Traditional grades of aluminum alloys do not always meet the requirements of modern aerospace engineering. Al–Si foundry alloys possess insufficient mechanical strength characteristics and low plasticity due to their structural features (coarse brittle silicon inclusions and intermetallic phases). Therefore they cannot be exposed to pressure treatment. A technique for producing high-strength aluminum alloys, which consists in obtaining ring blanks by means of direct crystallization of melts with application of non-stationary centrifugal force fields and simultaneous introduction of modifiers, is proposed. The microstructure and plasticity of resulting tube-shaped blanks allow them to be exposed to sheeting for subsequent production of pipe workpieces with mechanical strength commensurate with mechanical strength of structural steel.
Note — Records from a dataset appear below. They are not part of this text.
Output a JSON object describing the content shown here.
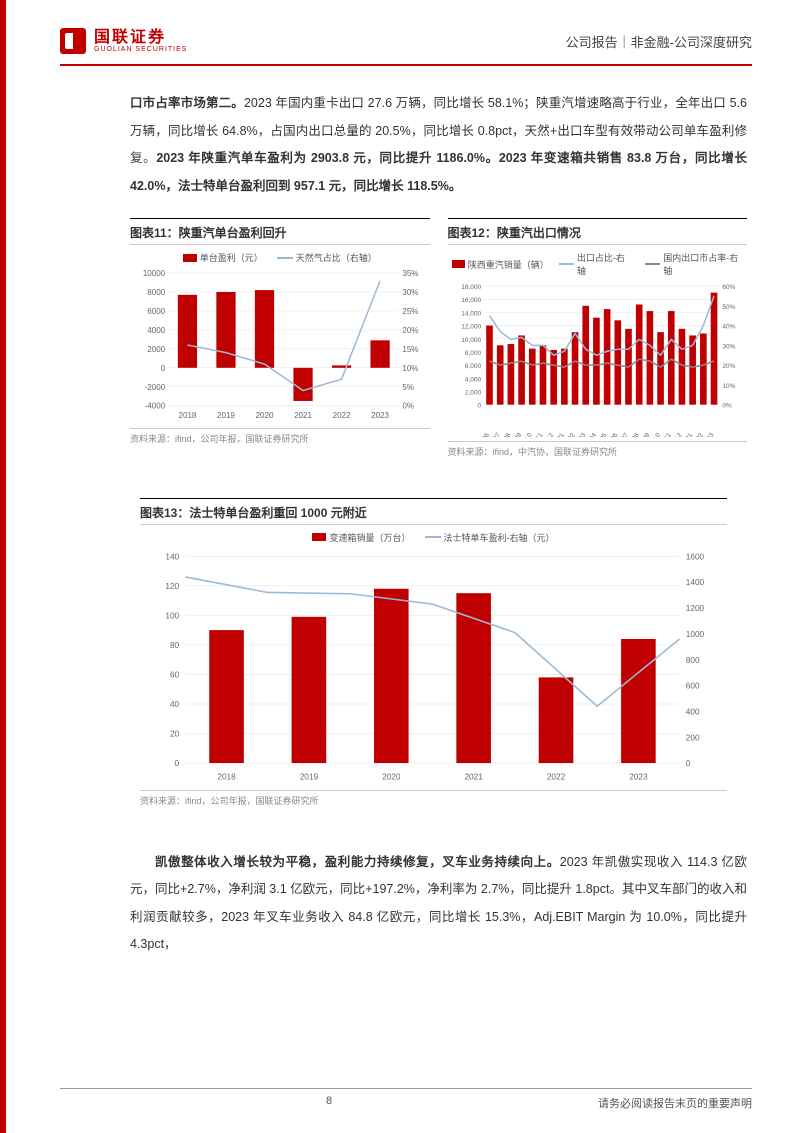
{
  "header": {
    "logo_cn": "国联证券",
    "logo_en": "GUOLIAN SECURITIES",
    "right": "公司报告｜非金融-公司深度研究"
  },
  "para1_parts": [
    {
      "t": "口市占率市场第二。",
      "b": true
    },
    {
      "t": "2023 年国内重卡出口 27.6 万辆，同比增长 58.1%；陕重汽增速略高于行业，全年出口 5.6 万辆，同比增长 64.8%，占国内出口总量的 20.5%，同比增长 0.8pct，天然+出口车型有效带动公司单车盈利修复。",
      "b": false
    },
    {
      "t": "2023 年陕重汽单车盈利为 2903.8 元，同比提升 1186.0%。2023 年变速箱共销售 83.8 万台，同比增长 42.0%，法士特单台盈利回到 957.1 元，同比增长 118.5%。",
      "b": true
    }
  ],
  "chart11": {
    "title": "图表11：陕重汽单台盈利回升",
    "legend": [
      {
        "label": "单台盈利（元）",
        "type": "bar",
        "color": "#c00000"
      },
      {
        "label": "天然气占比（右轴）",
        "type": "line",
        "color": "#9cb8d8"
      }
    ],
    "years": [
      "2018",
      "2019",
      "2020",
      "2021",
      "2022",
      "2023"
    ],
    "bars": [
      7700,
      8000,
      8200,
      -3500,
      250,
      2900
    ],
    "line_pct": [
      16,
      14,
      11,
      4,
      7,
      33
    ],
    "y1_ticks": [
      -4000,
      -2000,
      0,
      2000,
      4000,
      6000,
      8000,
      10000
    ],
    "y2_ticks": [
      0,
      5,
      10,
      15,
      20,
      25,
      30,
      35
    ],
    "y1_min": -4000,
    "y1_max": 10000,
    "y2_min": 0,
    "y2_max": 35,
    "bg": "#ffffff",
    "source": "资料来源：ifind，公司年报，国联证券研究所"
  },
  "chart12": {
    "title": "图表12：陕重汽出口情况",
    "legend": [
      {
        "label": "陕西重汽销量（辆）",
        "type": "bar",
        "color": "#c00000"
      },
      {
        "label": "出口占比-右轴",
        "type": "line",
        "color": "#9cb8d8"
      },
      {
        "label": "国内出口市占率-右轴",
        "type": "line",
        "color": "#888888"
      }
    ],
    "x_labels": [
      "2022-06",
      "2022-07",
      "2022-08",
      "2022-09",
      "2022-10",
      "2022-11",
      "2022-12",
      "2023-01",
      "2023-02",
      "2023-03",
      "2023-04",
      "2023-05",
      "2023-06",
      "2023-07",
      "2023-08",
      "2023-09",
      "2023-10",
      "2023-11",
      "2023-12",
      "2024-01",
      "2024-02",
      "2024-03"
    ],
    "bars": [
      12000,
      9000,
      9200,
      10500,
      8500,
      9000,
      8300,
      8500,
      11000,
      15000,
      13200,
      14500,
      12800,
      11500,
      15200,
      14200,
      11000,
      14200,
      11500,
      10500,
      10800,
      17000
    ],
    "line1_pct": [
      45,
      37,
      33,
      34,
      30,
      30,
      25,
      27,
      36,
      28,
      25,
      27,
      28,
      28,
      33,
      30,
      25,
      33,
      28,
      30,
      40,
      55
    ],
    "line2_pct": [
      22,
      20,
      21,
      22,
      20,
      21,
      20,
      19,
      22,
      20,
      20,
      21,
      20,
      19,
      23,
      22,
      19,
      23,
      20,
      19,
      20,
      22
    ],
    "y1_ticks": [
      0,
      2000,
      4000,
      6000,
      8000,
      10000,
      12000,
      14000,
      16000,
      18000
    ],
    "y2_ticks": [
      0,
      10,
      20,
      30,
      40,
      50,
      60
    ],
    "y1_min": 0,
    "y1_max": 18000,
    "y2_min": 0,
    "y2_max": 60,
    "source": "资料来源：ifind，中汽协，国联证券研究所"
  },
  "chart13": {
    "title": "图表13：法士特单台盈利重回 1000 元附近",
    "legend": [
      {
        "label": "变速箱销量（万台）",
        "type": "bar",
        "color": "#c00000"
      },
      {
        "label": "法士特单车盈利-右轴（元）",
        "type": "line",
        "color": "#9cb8d8"
      }
    ],
    "years": [
      "2018",
      "2019",
      "2020",
      "2021",
      "2022",
      "2023"
    ],
    "bars": [
      90,
      99,
      118,
      115,
      58,
      84
    ],
    "line": [
      1440,
      1320,
      1310,
      1230,
      1010,
      440,
      960
    ],
    "line_x_offset": true,
    "y1_ticks": [
      0,
      20,
      40,
      60,
      80,
      100,
      120,
      140
    ],
    "y2_ticks": [
      0,
      200,
      400,
      600,
      800,
      1000,
      1200,
      1400,
      1600
    ],
    "y1_min": 0,
    "y1_max": 140,
    "y2_min": 0,
    "y2_max": 1600,
    "source": "资料来源：ifind，公司年报，国联证券研究所"
  },
  "para2_parts": [
    {
      "t": "凯傲整体收入增长较为平稳，盈利能力持续修复，叉车业务持续向上。",
      "b": true
    },
    {
      "t": "2023 年凯傲实现收入 114.3 亿欧元，同比+2.7%，净利润 3.1 亿欧元，同比+197.2%，净利率为 2.7%，同比提升 1.8pct。其中叉车部门的收入和利润贡献较多，2023 年叉车业务收入 84.8 亿欧元，同比增长 15.3%，Adj.EBIT Margin 为 10.0%，同比提升 4.3pct，",
      "b": false
    }
  ],
  "footer": {
    "page": "8",
    "disclaimer": "请务必阅读报告末页的重要声明"
  }
}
The technique involves hydrothermal synthesis of nanostructured particles of aluminum oxide, which are overheated above the melt temperature prior to introduction into the molten aluminum alloy. This procedure enhances the processes of intercrystalline hardening with minimal fluctuations of internal stresses within the hardened material. The materials have tensile strength of up to 380 MPa (before modification by nanodispersed aluminum oxide it was 210 MPa). The microstructure has showed changes in the acicular dendrite component, which tends to become more dispersed and equiaxial. Eventually this leads to an increase in the mechanical strength by a factor of 1.25–1.32.